#8 - Rubber Duckie

446 99 2
                                    

Lahir di keluarga yang menjunjung tinggi sikap saling tolong-menolong membuat Rosé juga melakukan hal yang sama. Walau hal yang ia lakukan jauh lebih sederhana daripada apa yang dilakukan orang tuanya namun Rosé tetap menjalani itu dengan suka cita. Berbekal buku dongeng. Rosé rutin menghibur pasien anak-anak dengan cerita dongeng yang ia bacakan. Sesekali melakukan kegiatan amal yang lain. Kegiatan apa saja asal tenaganya bisa membantu. Asal bantuan yang ia berikan dapat berguna.

"Hanin nggak ikut?" Ayah yang masih memakai jas putih panjangnya menyapa sang anak yang tak sengaja ia temui di koridor rumah sakit.

"Ada kerja kelompok katanya, Yah."

"Joy?"

"Kak Joy udah kelas tiga. Bunda nyuruh Kak Joy fokus belajar."

Ayah mengangguk paham.

"Kenapa masih pakai seragam?"

Rosé menurunkan pandangan lantas tersenyum kaku karena masih memakai rok abu-abu dan seragam putih yang dibalut sweater berwarna merah.

"Takut waktu jenguknya keburu habis. Rosé nggak mau gara-gara Rosé yang lelet mereka jadi nunggu kelamaan," jelas Rosé dengan wajah polosnya.

Dielusnya penuh afeksi pucuk kepala sang putri. Ayah bersyukur memiliki Rosé di dalam hidupnya. Rosé bagai malaikat kecil tanpa sayap yang berhati begitu lembut dan baik.

"Ya udah. Tapi jangan sampai lupa makan malam."

Kepala itu mengangguk patuh membuat ayah sekali lagi mengelus rambut putrinya dengan seutas senyum yang mengembang.

"Abis ini Rosé beli makan terus pergi ke tempat les. Bunda udah tahu kok."

Melihat wajah polos dengan mata berbinar indah. Siapa pun pasti akan tersenyum gemas. Ayah suka melihat Rosé yang penurut seperti ini. Membuat ayah dan bunda masih menganggap jika si tengah masihlah anak-anak. Tanpa ada yang menyangka jika sebentar lagi anak tersebut menginjak usia dewasanya. Lagipula dengan tingkah polosnya. Siapa yang menyangka jika Rosé merupakan anak SMA yang baru saja berada di tahun keduanya.

***

"Ini adalah kisah si angin barat dan matahari."

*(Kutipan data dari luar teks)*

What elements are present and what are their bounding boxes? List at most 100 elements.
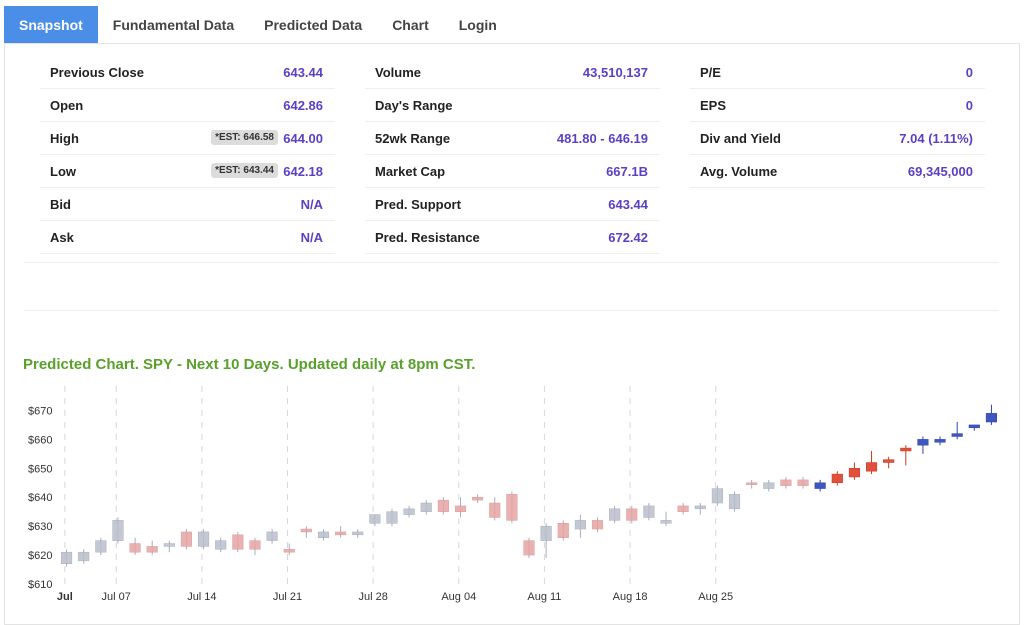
- stat-label: Bid: [50, 197, 71, 212]
- stat-value: N/A: [300, 230, 323, 245]
- candle-body: [557, 523, 569, 538]
- y-tick-label: $620: [28, 550, 52, 562]
- candle-body: [78, 551, 90, 562]
- candle-body: [660, 520, 672, 524]
- stat-open: Open 642.86: [40, 88, 335, 122]
- stat-label: Market Cap: [375, 164, 446, 179]
- candle-body: [728, 494, 741, 510]
- candle-body: [283, 549, 295, 553]
- candle-body: [403, 508, 415, 515]
- tab-snapshot[interactable]: Snapshot: [4, 6, 98, 44]
- stat-label: Volume: [375, 65, 421, 80]
- candle-body: [591, 520, 604, 530]
- predicted-chart: $610 $620 $630 $640 $650 $660 $670 Jul Jul 07 Jul…: [28, 386, 997, 603]
- stat-label: Pred. Resistance: [375, 230, 480, 245]
- divider: [24, 310, 999, 311]
- y-tick-label: $670: [28, 405, 52, 417]
- stat-label: Pred. Support: [375, 197, 461, 212]
- stat-value: 643.44: [608, 197, 648, 212]
- candle-body: [763, 482, 775, 489]
- y-tick-label: $640: [28, 492, 52, 504]
- stat-market-cap: Market Cap 667.1B: [365, 154, 660, 188]
- candle-body: [472, 496, 484, 501]
- candle-body: [968, 424, 980, 429]
- candle-body: [574, 520, 586, 530]
- stat-label: Open: [50, 98, 84, 113]
- stat-value: 642.18: [283, 164, 323, 179]
- candle-body: [215, 540, 227, 550]
- stat-value: 69,345,000: [907, 164, 973, 179]
- candle-body: [934, 439, 946, 443]
- stat-eps: EPS 0: [690, 88, 985, 122]
- stat-label: Div and Yield: [700, 131, 781, 146]
- stat-value: 481.80 - 646.19: [556, 131, 648, 146]
- x-tick-label: Aug 25: [698, 591, 733, 603]
- candle-body: [883, 459, 895, 463]
- stat-value: 667.1B: [606, 164, 648, 179]
- candle-body: [300, 528, 312, 533]
- stat-value: N/A: [300, 197, 323, 212]
- candle-body: [112, 520, 124, 541]
- x-tick-label: Aug 18: [613, 591, 648, 603]
- stat-value: 0: [965, 98, 973, 113]
- candle-body: [797, 479, 809, 486]
- stat-previous-close: Previous Close 643.44: [40, 55, 335, 89]
- stat-bid: Bid N/A: [40, 187, 335, 221]
- stat-label: Avg. Volume: [700, 164, 778, 179]
- stat-ask: Ask N/A: [40, 220, 335, 254]
- candle-body: [317, 531, 330, 538]
- candle-body: [523, 540, 535, 556]
- stat-pred-support: Pred. Support 643.44: [365, 187, 660, 221]
- estimate-badge: *EST: 646.58: [211, 130, 278, 145]
- divider: [24, 262, 999, 263]
- candle-body: [848, 468, 860, 478]
- y-tick-label: $630: [28, 521, 52, 533]
- stat-low: Low 642.18 *EST: 643.44: [40, 154, 335, 188]
- tab-fundamental-data[interactable]: Fundamental Data: [112, 17, 235, 33]
- tab-chart[interactable]: Chart: [392, 17, 429, 33]
- candle-body: [814, 482, 826, 489]
- x-tick-label: Jul 14: [187, 591, 216, 603]
- x-tick-label: Aug 04: [441, 591, 476, 603]
- y-tick-label: $650: [28, 463, 52, 475]
- x-tick-label: Jul 07: [102, 591, 131, 603]
- stat-value: 643.44: [283, 65, 323, 80]
- stat-volume: Volume 43,510,137: [365, 55, 660, 89]
- stat-value: 43,510,137: [582, 65, 648, 80]
- y-tick-label: $610: [28, 579, 52, 591]
- candle-body: [163, 543, 175, 547]
- stat-label: EPS: [700, 98, 727, 113]
- candle-body: [420, 502, 432, 512]
- candle-body: [437, 499, 449, 512]
- candle-body: [900, 447, 912, 452]
- candle-body: [506, 494, 518, 521]
- stat-label: High: [50, 131, 79, 146]
- candle-body: [232, 534, 244, 550]
- tab-predicted-data[interactable]: Predicted Data: [264, 17, 363, 33]
- x-tick-label: Jul 21: [273, 591, 302, 603]
- candle-body: [180, 531, 193, 547]
- candle-body: [249, 540, 261, 550]
- estimate-badge: *EST: 643.44: [211, 163, 278, 178]
- stat-avg-volume: Avg. Volume 69,345,000: [690, 154, 985, 188]
- stat-value: 0: [965, 65, 973, 80]
- y-tick-label: $660: [28, 434, 52, 446]
- candle-body: [917, 439, 929, 446]
- candle-body: [454, 505, 467, 512]
- stat-day-s-range: Day's Range: [365, 88, 660, 122]
- candle-body: [95, 540, 107, 553]
- candle-body: [266, 531, 278, 541]
- stat-p-e: P/E 0: [690, 55, 985, 89]
- candle-body: [129, 543, 141, 553]
- tab-bar: Snapshot Fundamental Data Predicted Data Ch…: [4, 6, 512, 44]
- stat-label: Ask: [50, 230, 74, 245]
- candle-body: [146, 546, 158, 553]
- candle-body: [677, 505, 689, 512]
- candle-body: [643, 505, 655, 518]
- tab-login[interactable]: Login: [458, 17, 497, 33]
- candle-body: [694, 505, 706, 510]
- stat-label: P/E: [700, 65, 721, 80]
- stat-52wk-range: 52wk Range 481.80 - 646.19: [365, 121, 660, 155]
- candle-body: [831, 473, 843, 484]
- x-tick-label: Aug 11: [527, 591, 561, 603]
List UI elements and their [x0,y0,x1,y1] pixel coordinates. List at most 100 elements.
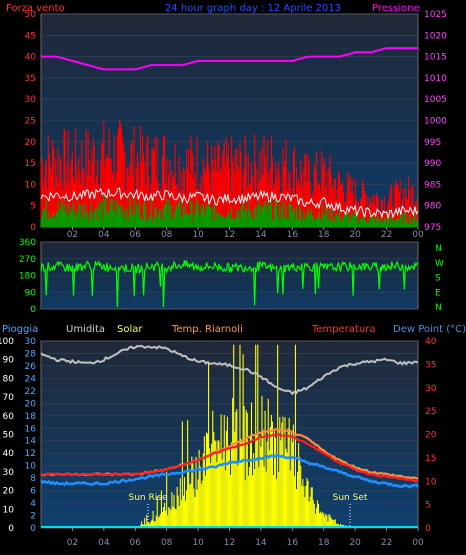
pressure-tick-label: 975 [424,223,441,233]
pressure-line [41,47,418,71]
humidity-tick-label: 20 [3,487,15,497]
rain-tick-label: 20 [25,399,37,409]
humidity-tick-label: 90 [3,356,15,366]
temp-humidity-series [40,344,419,528]
x-tick-label-bottom: 14 [255,538,267,548]
x-tick-label-top: 18 [318,230,330,240]
humidity-tick-label: 0 [8,524,14,534]
sun-set-label: Sun Set [333,493,368,503]
direction-tick-label: 90 [25,288,37,298]
rain-tick-label: 10 [25,462,37,472]
tick-labels: 0510152025303540455097598098599099510001… [0,10,447,548]
rain-tick-label: 8 [30,474,36,484]
humidity-label: Umidita [66,324,105,335]
humidity-tick-label: 10 [3,505,15,515]
rain-tick-label: 14 [25,437,37,447]
pressure-tick-label: 1010 [424,74,447,84]
direction-tick-label: 360 [19,238,36,248]
humidity-tick-label: 40 [3,449,15,459]
temperature-tick-label: 30 [425,384,437,394]
humidity-tick-label: 60 [3,412,15,422]
rain-tick-label: 26 [25,362,37,372]
compass-label: E [435,288,441,298]
x-tick-label-bottom: 16 [287,538,299,548]
compass-label: N [435,303,442,313]
wind-tick-label: 20 [25,138,37,148]
pressure-tick-label: 995 [424,138,441,148]
rain-tick-label: 0 [30,524,36,534]
pressure-tick-label: 985 [424,180,441,190]
wind-tick-label: 0 [30,223,36,233]
x-tick-label-bottom: 12 [224,538,235,548]
wind-tick-label: 15 [25,159,36,169]
x-tick-label-bottom: 06 [130,538,142,548]
compass-label: N [435,244,442,254]
humidity-tick-label: 80 [3,374,15,384]
temp-riarnoli-label: Temp. Riarnoli [171,324,243,335]
x-tick-label-top: 08 [161,230,173,240]
humidity-tick-label: 50 [3,431,15,441]
temperature-tick-label: 40 [425,337,437,347]
dew-point-label: Dew Point (°C) [393,324,466,335]
wind-direction-line [40,260,419,308]
x-tick-label-bottom: 00 [412,538,424,548]
x-tick-label-bottom: 20 [349,538,361,548]
wind-tick-label: 5 [30,202,36,212]
compass-label: S [435,274,441,284]
temperature-label: Temperatura [311,324,376,335]
rain-label: Pioggia [2,324,38,335]
temperature-tick-label: 10 [425,477,437,487]
rain-tick-label: 16 [25,424,37,434]
pressure-tick-label: 1000 [424,117,447,127]
rain-tick-label: 6 [30,487,36,497]
x-tick-label-top: 12 [224,230,235,240]
rain-tick-label: 30 [25,337,37,347]
dew-point-line [40,453,419,489]
wind-tick-label: 30 [25,95,37,105]
x-tick-label-bottom: 10 [192,538,204,548]
direction-tick-label: 0 [30,305,36,315]
x-tick-label-bottom: 22 [381,538,392,548]
pressure-tick-label: 1005 [424,95,447,105]
x-tick-label-bottom: 04 [98,538,110,548]
wind-tick-label: 25 [25,117,36,127]
temperature-tick-label: 35 [425,360,436,370]
x-tick-label-top: 10 [192,230,204,240]
temperature-tick-label: 25 [425,407,436,417]
rain-tick-label: 18 [25,412,37,422]
rain-tick-label: 2 [30,512,36,522]
wind-tick-label: 45 [25,31,36,41]
x-tick-label-top: 16 [287,230,299,240]
temperature-tick-label: 5 [425,501,431,511]
x-tick-label-top: 06 [130,230,142,240]
direction-tick-label: 270 [19,255,36,265]
wind-tick-label: 10 [25,180,37,190]
humidity-tick-label: 70 [3,393,15,403]
wind-tick-label: 35 [25,74,36,84]
direction-series [40,260,419,308]
temperature-line [40,433,419,483]
rain-tick-label: 22 [25,387,36,397]
wind-pressure-series [40,47,419,227]
compass-label: W [435,259,444,269]
temperature-tick-label: 15 [425,454,436,464]
pressure-label: Pressione [372,3,420,14]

Sebagian anak-anak duduk dengan tenang. Terlihat menyimak cerita Rosé dengan seksama. Mata-mata penuh harapan, mata yang memancarkan binar-binar kehidupan, mata yang masih memiliki semangat juang. Rosé selalu bersyukur melihat mereka tak menyerah akan jerat tali kehidupan. Anak-anak yang tetap kuat walau sakit datang menerpa. Walau kapan saja ajal tiba-tiba menjemput. Anak-anak tetaplah anak-anak. Mereka memiliki semangat hidup yang tinggi jadi apa salahnya jika Rosé membagi sedikit kehangatan pada mereka. Memberi setidaknya semangat baru. Senyum tulus, tawa bahagia dan binar mata yang memancarkan semangat. Rosé selalu meyakini jika setiap cobaan yang diberikan oleh sang pencipta adalah bukti kasih. Sebuah pertanda untuk selalu mensyukuri hidup.

Di luar hujan turun cukup deras. Langit yang semula cerah dan berawan kini telah tergulung oleh sang kelabu. Datang menguasai langit kemudian menghujani bumi dengan airnya.

"Kayaknya kalian harus kembali ke kamar masing-masing. Udaranya semakin dingin," ucap Rosé. Tapi anak-anak tersebut menolak. Beberapa perawat yang ikut mengawasi sampai kewalahan karena para anak merengek ingin Rosé tetap di sana bersama mereka.

"Gimana kalau pertunjukkan boneka tangan?"

Seseorang tiba-tiba datang dan menimbrung.